= Coupling loss =

Energy loss between circuit components

Coupling loss, also known as connection loss, is the loss that occurs when energy is transferred from one circuit, circuit element, or medium to another. Coupling loss is usually expressed in the same units—such as watts or decibels—as in the originating circuit element or medium.

Coupling loss in fiber optics refers to the power loss that occurs when coupling light from one optical device or medium to another. (See also Optical return loss.)

Coupling losses can result from a number of factors. In electronics, impedance mismatch between coupled components results in a reflection of a portion of the energy at the interface.
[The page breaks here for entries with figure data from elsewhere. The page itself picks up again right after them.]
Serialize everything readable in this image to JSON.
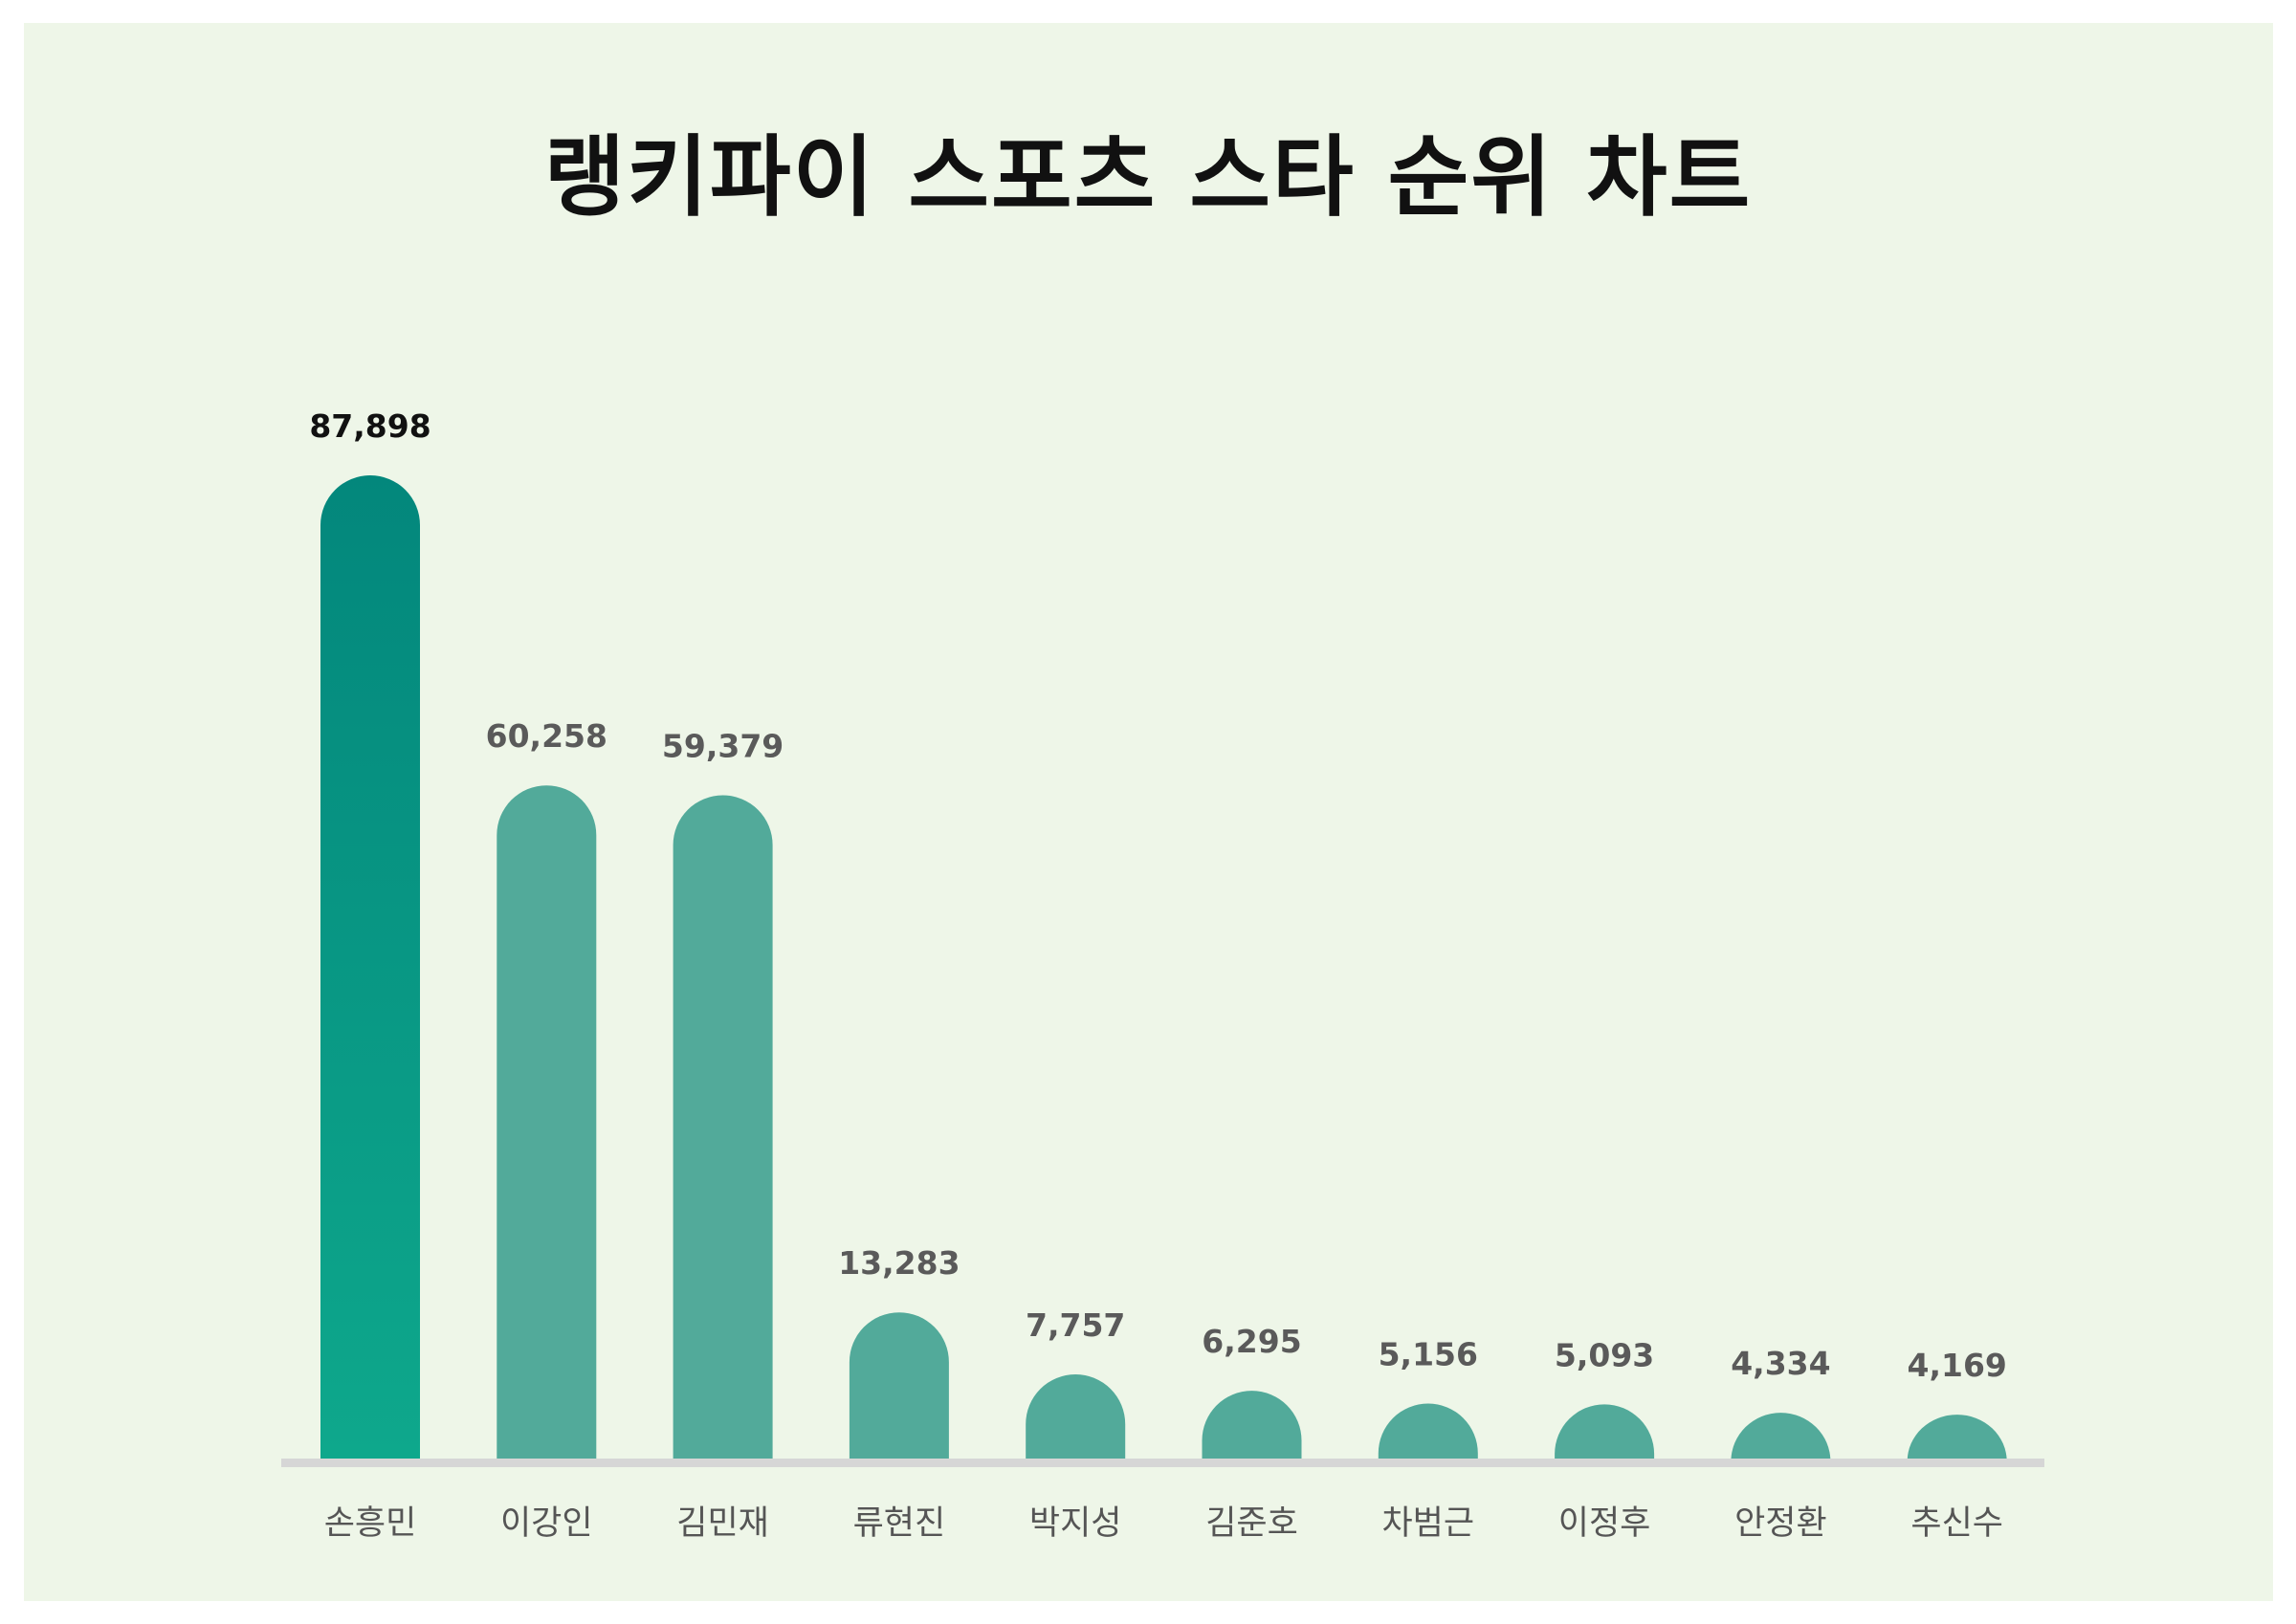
{
  "title": "랭키파이 스포츠 스타 순위 차트",
  "colors": {
    "background": "#eef6e8",
    "bar": "#52aa9a",
    "top_bar_top": "#03877c",
    "top_bar_bottom": "#0ea88c",
    "baseline": "#d6d6d6",
    "top_value_label": "#111111",
    "value_label": "#5a5a5a"
  },
  "chart_data": {
    "type": "bar",
    "title": "랭키파이 스포츠 스타 순위 차트",
    "categories": [
      "손흥민",
      "이강인",
      "김민재",
      "류현진",
      "박지성",
      "김준호",
      "차범근",
      "이정후",
      "안정환",
      "추신수"
    ],
    "values": [
      87898,
      60258,
      59379,
      13283,
      7757,
      6295,
      5156,
      5093,
      4334,
      4169
    ],
    "value_labels": [
      "87,898",
      "60,258",
      "59,379",
      "13,283",
      "7,757",
      "6,295",
      "5,156",
      "5,093",
      "4,334",
      "4,169"
    ],
    "xlabel": "",
    "ylabel": "",
    "ylim": [
      0,
      87898
    ],
    "grid": false,
    "legend": "none"
  }
}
Likewise, in optical systems, where there is a change in index of refraction (most commonly at a fiber/air interface), a portion of the energy is reflected back into the source component.

Another major source of optical coupling loss is geometrical. As an example, two fibers coupled end-to-end may not be precisely aligned, with the result that the two cores overlap somewhat. Light exiting the source fiber at a portion of its core that is not aligned with the core of the receiving fiber will not (in general) be coupled into the second fiber. While some such light will be coupled into the second fiber, it is not likely to be efficiently coupled, nor will it generally travel in an appropriate mode in the second fiber.

Similarly, even for two perfectly aligned cores, where there is a gap of any significant distance between the two fibers, there will be some geometric loss due to spread of the beam. Some percentage of the light rays exiting the source fiber face will not intersect the second fiber within its entrance cone.